Сходил на обычный доклад к Алексееву. После столького перерыва он продолжался полтора часа, озирали положение всех фронтов и снабжение.
Ни в каком таком докладе за всем не уследишь. Как-то, в лазарете государыни, обходил Государь раненых, и офицер-грузинец рассказал ему о кровавой атаке у Бзуры в январе Пятнадцатого (ещё при Николаше) – сколько, сколько положили за деревню Большой Камион – взяли, вослед сами и отошли. Грустно. Не удержался, и вслух: «А для чего это нужно было?» Никогда об этом эпизоде и не слышал.
Погода позволяла обычную загородную прогулку на моторах. Выехал раньше, заехал в Братский монастырь (за высокой стеной он был близко на городской улице), приложился к чудотворной Могилёвской иконе Божьей Матери, помолился отдельно за бедную калечку Аню Вырубову, и за всех своих, и за всю нашу страну.
Съездили по шоссе на Оршу.
После чая пришла, сегодня не задержалась, петербургская почта – драгоценное письмо от Аликс, вчерашнее и длинное.
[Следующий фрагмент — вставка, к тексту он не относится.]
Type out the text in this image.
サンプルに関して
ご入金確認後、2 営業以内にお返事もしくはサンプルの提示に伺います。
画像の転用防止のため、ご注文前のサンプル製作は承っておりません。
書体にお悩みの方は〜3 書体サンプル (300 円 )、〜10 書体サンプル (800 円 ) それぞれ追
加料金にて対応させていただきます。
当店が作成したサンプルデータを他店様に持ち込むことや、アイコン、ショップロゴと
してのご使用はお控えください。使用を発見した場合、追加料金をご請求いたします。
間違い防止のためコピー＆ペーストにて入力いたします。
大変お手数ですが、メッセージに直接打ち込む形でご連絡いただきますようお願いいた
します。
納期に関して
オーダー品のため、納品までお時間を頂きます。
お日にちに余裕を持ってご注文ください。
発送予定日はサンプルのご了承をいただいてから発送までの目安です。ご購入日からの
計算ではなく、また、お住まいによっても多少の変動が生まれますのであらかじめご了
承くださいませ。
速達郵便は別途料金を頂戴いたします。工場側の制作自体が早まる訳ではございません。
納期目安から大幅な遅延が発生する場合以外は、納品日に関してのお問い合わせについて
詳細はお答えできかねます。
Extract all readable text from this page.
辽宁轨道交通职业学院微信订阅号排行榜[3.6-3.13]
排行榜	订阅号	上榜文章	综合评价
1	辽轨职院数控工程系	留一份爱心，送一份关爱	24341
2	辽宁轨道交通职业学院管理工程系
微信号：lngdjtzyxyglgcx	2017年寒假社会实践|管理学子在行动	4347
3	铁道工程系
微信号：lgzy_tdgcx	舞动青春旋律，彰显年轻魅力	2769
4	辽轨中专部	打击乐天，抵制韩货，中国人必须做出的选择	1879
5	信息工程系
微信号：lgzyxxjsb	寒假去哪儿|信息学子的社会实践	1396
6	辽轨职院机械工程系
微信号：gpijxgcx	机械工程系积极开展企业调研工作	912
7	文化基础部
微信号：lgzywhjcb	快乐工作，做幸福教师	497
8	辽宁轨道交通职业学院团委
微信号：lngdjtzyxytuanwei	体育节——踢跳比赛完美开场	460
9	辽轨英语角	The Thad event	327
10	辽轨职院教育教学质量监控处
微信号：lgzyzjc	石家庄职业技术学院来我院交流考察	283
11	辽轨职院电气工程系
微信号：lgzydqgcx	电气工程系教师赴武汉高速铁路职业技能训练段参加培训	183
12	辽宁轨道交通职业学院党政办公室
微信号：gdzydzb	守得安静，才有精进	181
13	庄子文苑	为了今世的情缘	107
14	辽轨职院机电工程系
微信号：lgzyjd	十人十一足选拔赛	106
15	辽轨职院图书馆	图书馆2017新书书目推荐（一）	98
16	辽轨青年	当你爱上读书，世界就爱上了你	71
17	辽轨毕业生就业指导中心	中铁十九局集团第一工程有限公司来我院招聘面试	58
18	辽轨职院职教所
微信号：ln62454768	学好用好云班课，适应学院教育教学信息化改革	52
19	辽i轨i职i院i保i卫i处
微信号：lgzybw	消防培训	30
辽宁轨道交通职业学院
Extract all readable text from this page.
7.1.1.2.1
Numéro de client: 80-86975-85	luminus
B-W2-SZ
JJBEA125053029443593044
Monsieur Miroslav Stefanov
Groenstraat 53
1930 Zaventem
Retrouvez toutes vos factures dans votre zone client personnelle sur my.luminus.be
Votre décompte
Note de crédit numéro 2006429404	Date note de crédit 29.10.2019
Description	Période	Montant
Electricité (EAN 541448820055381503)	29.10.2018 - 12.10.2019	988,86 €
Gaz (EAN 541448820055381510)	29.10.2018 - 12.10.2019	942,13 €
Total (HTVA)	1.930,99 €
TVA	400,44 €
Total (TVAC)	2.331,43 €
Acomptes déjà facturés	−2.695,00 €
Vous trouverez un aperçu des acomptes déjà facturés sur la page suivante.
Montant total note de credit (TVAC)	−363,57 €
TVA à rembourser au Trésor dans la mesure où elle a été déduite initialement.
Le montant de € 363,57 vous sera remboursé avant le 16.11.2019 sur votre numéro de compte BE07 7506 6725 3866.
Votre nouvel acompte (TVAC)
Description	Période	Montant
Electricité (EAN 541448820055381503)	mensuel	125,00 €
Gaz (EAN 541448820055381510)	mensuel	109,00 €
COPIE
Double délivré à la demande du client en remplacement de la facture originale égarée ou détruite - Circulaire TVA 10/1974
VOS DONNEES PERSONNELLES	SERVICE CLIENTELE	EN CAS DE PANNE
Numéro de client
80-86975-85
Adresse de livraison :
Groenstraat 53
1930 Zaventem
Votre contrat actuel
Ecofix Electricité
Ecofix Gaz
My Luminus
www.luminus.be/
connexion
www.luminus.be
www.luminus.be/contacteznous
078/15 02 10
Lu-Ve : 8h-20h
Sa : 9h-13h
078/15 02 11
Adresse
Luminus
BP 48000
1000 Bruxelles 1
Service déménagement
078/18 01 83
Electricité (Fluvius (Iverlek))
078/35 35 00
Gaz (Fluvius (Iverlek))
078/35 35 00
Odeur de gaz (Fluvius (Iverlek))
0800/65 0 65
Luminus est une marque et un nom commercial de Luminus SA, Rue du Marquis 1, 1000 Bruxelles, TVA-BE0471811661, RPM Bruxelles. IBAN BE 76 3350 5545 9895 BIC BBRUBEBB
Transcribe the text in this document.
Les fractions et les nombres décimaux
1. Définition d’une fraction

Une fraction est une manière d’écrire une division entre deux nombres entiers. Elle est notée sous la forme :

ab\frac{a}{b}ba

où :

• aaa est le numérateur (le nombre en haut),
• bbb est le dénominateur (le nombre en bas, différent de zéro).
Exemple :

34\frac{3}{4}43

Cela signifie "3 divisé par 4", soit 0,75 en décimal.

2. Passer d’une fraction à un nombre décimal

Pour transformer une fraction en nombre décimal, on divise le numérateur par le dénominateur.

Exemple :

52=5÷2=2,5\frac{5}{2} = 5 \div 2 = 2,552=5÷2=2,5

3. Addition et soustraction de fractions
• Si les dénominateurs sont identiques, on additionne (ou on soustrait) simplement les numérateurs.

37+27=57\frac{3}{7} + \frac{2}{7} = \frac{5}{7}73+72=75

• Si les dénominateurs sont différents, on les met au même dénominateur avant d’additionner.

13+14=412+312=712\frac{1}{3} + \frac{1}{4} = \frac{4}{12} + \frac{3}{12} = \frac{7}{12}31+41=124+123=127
И ещё – от Марии. Успел жадно пробежать их, но надо было идти в собор ко всенощной.
Пошёл в кубанской казачьей форме.
Хорошо пели, и служил батюшка хорошо.
Воротясь, послал Аликс благодарственную телеграмму за письмо. И теперь сел перечитывать его несколько раз, с наслаждением и вникая. Много дорогих подробностей.
Она – неутомимо носилась между больными и даже продолжала деловой приём. Сколько же в ней сил, несмотря на все нездоровья, и сколько воли – собрать эти силы! Солнышко!
И в новом письме она снова повторяла свои уговоры последних дней: что все жаждут и даже умоляют Государя проявить твёрдость.
Все эти одинокие дни в нём и так уже прорабатывалось. Твёрдость – да, без неё нельзя монарху, и надо воспитывать её в себе. Но – не гнев, но не месть: и твёрдость должна быть – доброй, ясной, христианской, только тогда она принесёт и добрые плоды.